In my day job as a Martial Arts instructor, I teach classes in various locations around Sydney. Some of those are in schools and universities, where I rent space after hours for classes. In one of the primary schools that I teach from, the younguns have obviously been learning about the evils and dangers of drugs. They’ve been taught that tobacco kills you a little bit every time you smoke (and the government gets a bit more tax revenue) and that marijuana can send you psycho (and that it’s illegal as the government doesn’t get any tax from it). The most notably absent thing on their projects appeared to be alcohol. The drug responsible for more deaths, assaults and crimes than any other didn’t seem to rate a mention. But there’s no surprise there. The government makes most of its drug related tax revenue from alcohol, so you can expect that schools are discouraged from discouraging it too blatantly.

How do I know what primary kids are doing for their school projects? Well, before you start thinking that I’m some creepy guy sneaking through the corridors at night and breaking into desks, let me just clear that up. Between the hall where I teach and the bathrooms in this particular school are various notice boards where school projects are displayed. This particular drug “education” project caught my eye.

The problem seems to lie in just letting kids do image searches to make their anti-drug posters without a detailed vetting by the teacher.
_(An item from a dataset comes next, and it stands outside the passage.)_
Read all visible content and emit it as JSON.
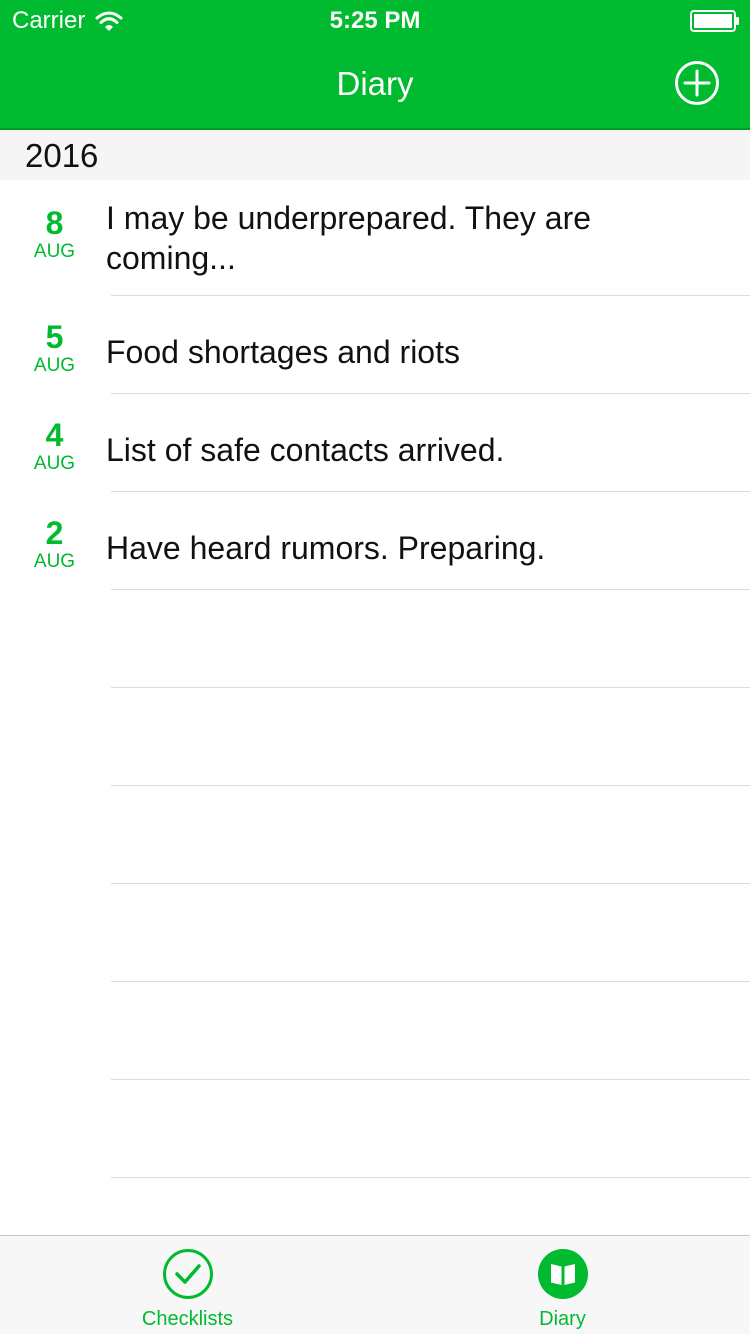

For example, we have this effort:

“The message from tobacco companies is loud and clear.”

I’m not sure that’s an entirely appropriate gesture for a primary school. Then again, perhaps I’m just showing my age.

Then we move on to the entirely surreal:

“If you smoke [EVERY BURGER] You die!”

A cow with a cigar, then a burger from some Japanese advertisement (presumably a tenuous connection with the cow?) and You die! I think these kids have been on the mellow green already.

Then we come to my personal favourite. This is what happens when you don’t pay close enough attention to the images the kids have decided to use:

“Marijuana makes you crazy
You can go hyper up to six hour
And it takes months to get
chemical off.

Don’t take illegal

OK. Now this kid is well on the message, even if the grammar needs some work. Making a point to lay off the illegal drugs will score points with the local member for parliament when he visits the school, as the kid has quite rightly refused to comment on the legal drugs. But wait a minute. Let’s have a close look at that image the kid used:

“#1 fuel
#1 fiber
#1 paper
#1 food
#1 medicine

educate yourself”

That’s right, folks. Educate yourself. This is a pro-pot message brought to you by pre-teens. Ah, kids – don’t they just say the darndest things?

Caveat: I feel that I should point out that I have the utmost respect for the public school system and the people that work there. I have absolutely no respect for government drug policy. But, most importantly of all, I’m not above seeking out hypocrisy, especially when there’s a cheap laugh in it.